Transformers for Image Recognition at Scale
Google Research, Brain Team
Vision Transformer (ViT)
- 2D image is reshaped into a sequence of flattened 2D patches.
- flattened patches are linearly projected to an embedding representation
- 1D learnable positional embeddings are added (as opposed to fixed positional encodings)
- standard Transformer receives as input a 1D sequence of token embeddings
- similar to BERT's
[class]
token, prepend a learnable embedding z00=xclass whose state at the output of the Transformer encoder zL0 serves as the image representation y.
- a MLP classification head is attached to zL0 (two layers with a GELU non-linearity)
Hybrid Architecture: Input sequence is formed from feature maps of a CNN with patch size of 1 "pixel".
Convolutional Inductive Bias
Transformers lack some of the inductive biases inherent to CNN (translation equivariance and locality) and do not generalize well when trained on insufficient amounts of data (i.e. ImageNet only).
Current state-of-the-art is held by Noisy Student (Xie et al., 2020) for ImageNet and Big Transfer (BiT) (Kolesnikov et al.) for other reported datasets (VITAB, CIFAR, ...)
ViT model pre-trained on larger datasets (14M-300M images, e.g. JFT-300M) outperforms ResNet (BiT) (Kolesnikov et al.) (by a percentage point or less).
When pre-trained on ImageNet, larger architectures underperform smaller architectures despite heavy regularization. Only with JFT-300M do we see the full benefit of larger models.
Attention distance
- for each pixel, compute distance with other pixels weighted by the attention weight
- analogous to receptive field size in CNN (= filter size)
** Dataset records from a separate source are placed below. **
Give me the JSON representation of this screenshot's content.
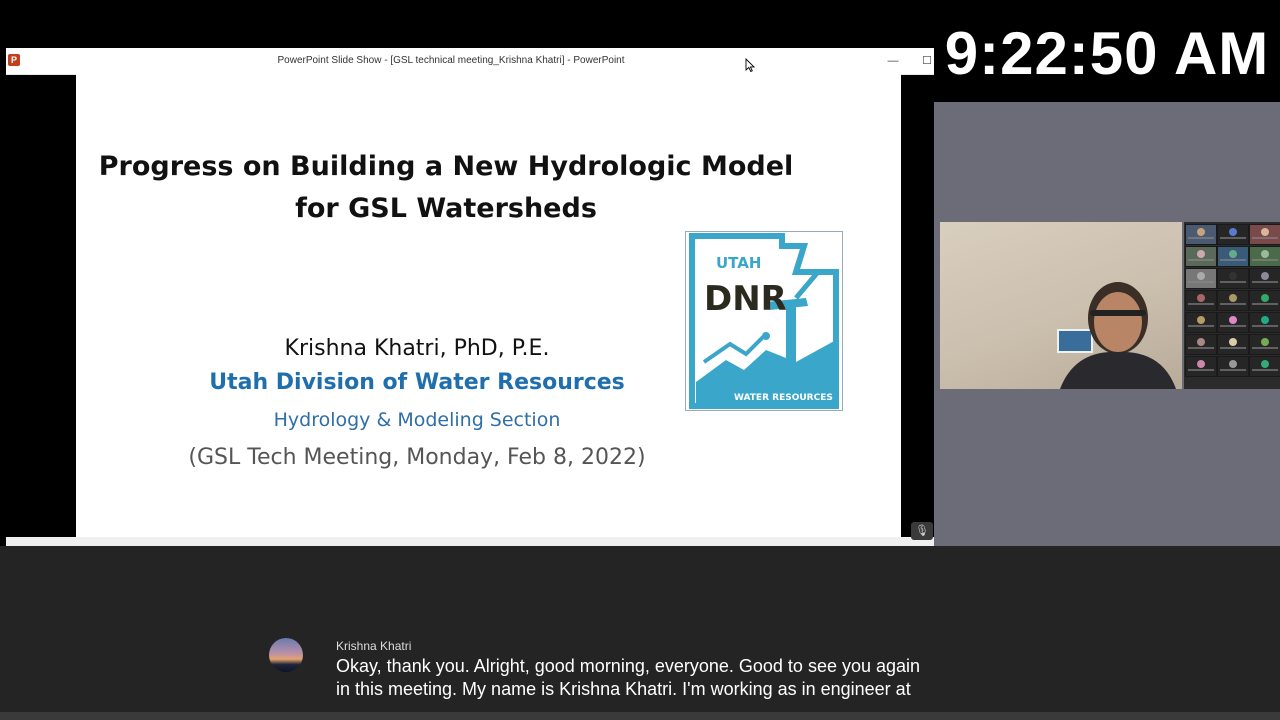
{
  "clock": {
    "time": "9:22:50 AM"
  },
  "window": {
    "title": "PowerPoint Slide Show - [GSL technical meeting_Krishna Khatri] - PowerPoint",
    "app_icon": "powerpoint-icon",
    "minimize_glyph": "—",
    "maximize_glyph": "☐"
  },
  "slide": {
    "title_line1": "Progress on Building a New Hydrologic Model",
    "title_line2": "for GSL Watersheds",
    "author": "Krishna Khatri, PhD, P.E.",
    "organization": "Utah Division of Water Resources",
    "section": "Hydrology & Modeling Section",
    "meeting": "(GSL Tech Meeting, Monday, Feb 8, 2022)",
    "logo": {
      "top_text": "UTAH",
      "main_text": "DNR",
      "bottom_text": "WATER RESOURCES",
      "accent_color": "#3aa6c9"
    }
  },
  "caption": {
    "speaker": "Krishna Khatri",
    "line1": "Okay, thank you. Alright, good morning, everyone. Good to see you again",
    "line2": "in this meeting. My name is Krishna Khatri. I'm working as in engineer at"
  },
  "colors": {
    "side_pane": "#6c6b78",
    "caption_bg": "#242424",
    "org_blue": "#1f6fae"
  }
}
- some heads attend to most of the image already in the lowest layers, showing ability to integrate information globally
- other attention heads have small attention distances in the low layers (localized)
- highly localized attention is less pronounced in hybrid models suggesting that it may serve a similar function as early convolutional layers in CNNs
Computational resources
Benefits from the efficient implementations on hardware accelerators (self-attention can be parallelized).
ViT uses 2-4x less compute to attain same performance as ResNets.
Self-supervision
- masked patch prediction like BERT with masked language modeling
- predict 3-bit, mean color (i.e. out of 512 colors in total) of corrupted patches
- improves on training from scratch but still behind supervised pre-training (on ImageNet classification)
Few-shot learning accuracy
Used for fast on-the-fly evaluation where fine-tuning would be too costly.
- a subset of training images are labeled with {−1,1}K target vectors
- representations of those images are frozen
- goal is to solve a regularized linear regression model that maps the representations to the target vectors
- I assume, the more discriminative the representations are, the better the accuracy of the learned linear model.
Follow-up:
learned positional embeddings (as introduced in BERT) vs positional encodings?